O meu doce sou é que o faço, saboreio e devoro... imune às declarações de velhice ou desculpas de faltas de líbido. Isso é estar morto e não ter interesse em viver a vida hoje, tal como ela se apresenta...  a vida que é tão boa... até esteve sol! Essa é para mim, que acredito e vivo o presente, com tanta força, alegria e determinação que serei capaz de afastar as estúpidas sombras da decadência libidiana (ou será libidinosa?). 
Porque sei que se eu não agarrar a pequena faísca e a atiçar... as chamas crescerão noutro terreno longe de mim.  Eu quero o fogo, o calor, o melhor, tudo aquilo que mereço e fabrico com a imaginação e a devoção que sentimentos verdadeiros tornam fáceis.
O penúltimo fim de semana já passou, tentarei esquecer... será uma nuvem escura, que passou e não deixou brilho... apenas sapatos velhos... até ao dia em que esses pobres trastes arderem, não de paixão, mas no lixo do esquecimento .
Agora estou cá eu, para brilhar e ser feliz!



quinta-feira, 20 de agosto de 2020

Treinando a indiferença

 


De férias na praia, a vida vai-se vivendo em modo de realidade virtual... tudo é fluido, alegre, distante da realidade do dia a dia. 
Os problemas ficam longe, os medos meio esquecidos não assustam, sobre o futuro pensa-se mais tarde, os afectos de hoje mesmo à distância de um telefonema parecem chegados, queridos e seguros. 

A presença da sua ausência dá-me uma sensação de tranquilidade.

Estranhamente, quando volto à cidade e mergulho no real, nas contingências da minha vida tão inconstante do ponto de amoroso, o stress regressa. É a insegurança de se saber (ainda) amado, é a percepção de que ele foi sujeito a doses maçicas de amor e carinho doentiamente marcantes, bruxaria a que não é imune...  que está de barriga cheia e, como resultado, eu não faço muita falta. 

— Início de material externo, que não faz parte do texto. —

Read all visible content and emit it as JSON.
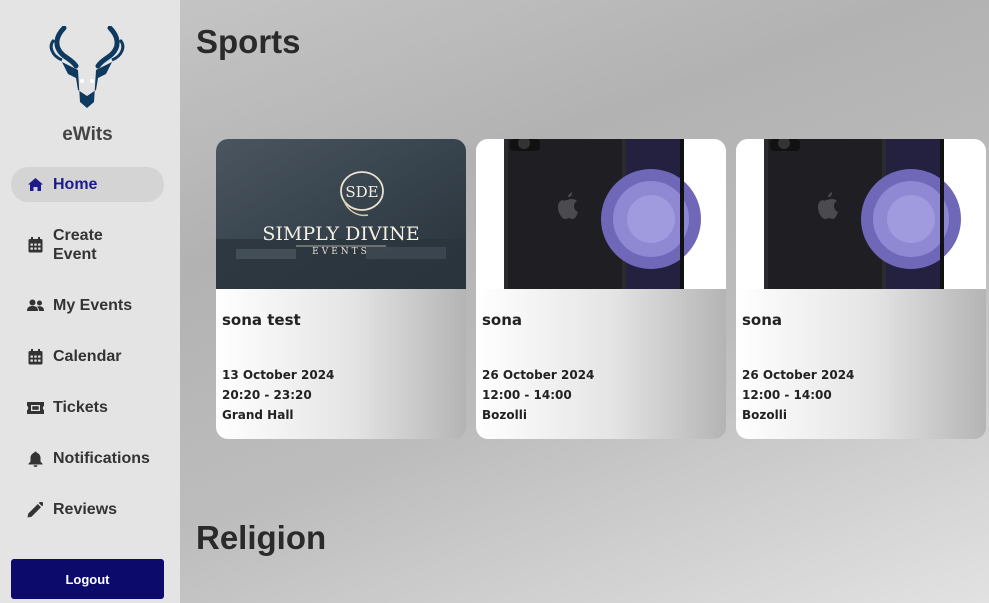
{
  "app": {
    "brand": "eWits"
  },
  "sidebar": {
    "items": [
      {
        "label": "Home",
        "icon": "home-icon",
        "active": true
      },
      {
        "label": "Create Event",
        "icon": "calendar-icon"
      },
      {
        "label": "My Events",
        "icon": "users-icon"
      },
      {
        "label": "Calendar",
        "icon": "calendar-icon"
      },
      {
        "label": "Tickets",
        "icon": "ticket-icon"
      },
      {
        "label": "Notifications",
        "icon": "bell-icon"
      },
      {
        "label": "Reviews",
        "icon": "pencil-icon"
      }
    ],
    "logout_label": "Logout"
  },
  "sections": [
    {
      "title": "Sports",
      "events": [
        {
          "name": "sona test",
          "date": "13 October 2024",
          "time": "20:20 - 23:20",
          "venue": "Grand Hall",
          "image": "simply-divine-events-logo"
        },
        {
          "name": "sona",
          "date": "26 October 2024",
          "time": "12:00 - 14:00",
          "venue": "Bozolli",
          "image": "phone-photo"
        },
        {
          "name": "sona",
          "date": "26 October 2024",
          "time": "12:00 - 14:00",
          "venue": "Bozolli",
          "image": "phone-photo"
        }
      ]
    },
    {
      "title": "Religion",
      "events": []
    }
  ],
  "thumb1": {
    "badge": "SDE",
    "line1": "SIMPLY DIVINE",
    "line2": "EVENTS"
  },
  "colors": {
    "accent": "#1c1a8e",
    "logout_bg": "#0c0a6a",
    "logo": "#0f3a5f"
  }
}
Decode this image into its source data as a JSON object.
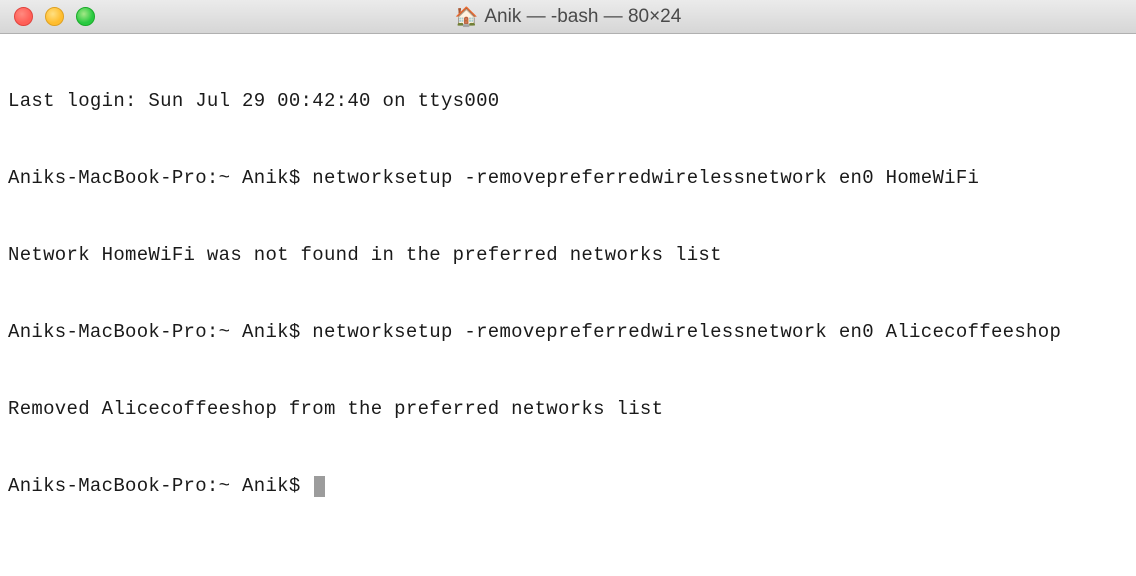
{
  "titlebar": {
    "home_icon": "🏠",
    "title": "Anik — -bash — 80×24"
  },
  "terminal": {
    "lines": [
      "Last login: Sun Jul 29 00:42:40 on ttys000",
      "Aniks-MacBook-Pro:~ Anik$ networksetup -removepreferredwirelessnetwork en0 HomeWiFi",
      "Network HomeWiFi was not found in the preferred networks list",
      "Aniks-MacBook-Pro:~ Anik$ networksetup -removepreferredwirelessnetwork en0 Alicecoffeeshop",
      "Removed Alicecoffeeshop from the preferred networks list",
      "Aniks-MacBook-Pro:~ Anik$ "
    ]
  },
  "colors": {
    "titlebar_bg_top": "#ebebeb",
    "titlebar_bg_bottom": "#d6d6d6",
    "close": "#ff5f57",
    "minimize": "#ffbd2e",
    "zoom": "#28c940",
    "text": "#1a1a1a",
    "cursor": "#9c9c9c"
  }
}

Apetece-me perguntar: então como foi? E nós como estamos depois do teu mergulho na outra piscina de água fresca de beijos quentes? O que mudou? Porque as pessoas que passam ao nosso lado, por pouco dias que sejam não nos deixam indiferentes, por muito ligeira que a relação possa ser (eu sei que é séria e perigosa!), algo muda. E quanto maior o silêncio dele, mais eu suspeito que algo mudou ... e pode vir a distorcer os caminhos que eu vejo tortuosos e complexos.

O não falar sobre o que se passou no fim de semana é sintomático de que não há coragem para contar, para não falar em sentimentos e intimidades, em mudanças sérias, nas razões profundas para que o políamos tenha voltado a estar na berlinda (a carta da Beatrice, certamente ajudou a fazer a cabeça) ... não vá o tema levar ao ciúme ou à reprimenda... não vá aguçar a dor.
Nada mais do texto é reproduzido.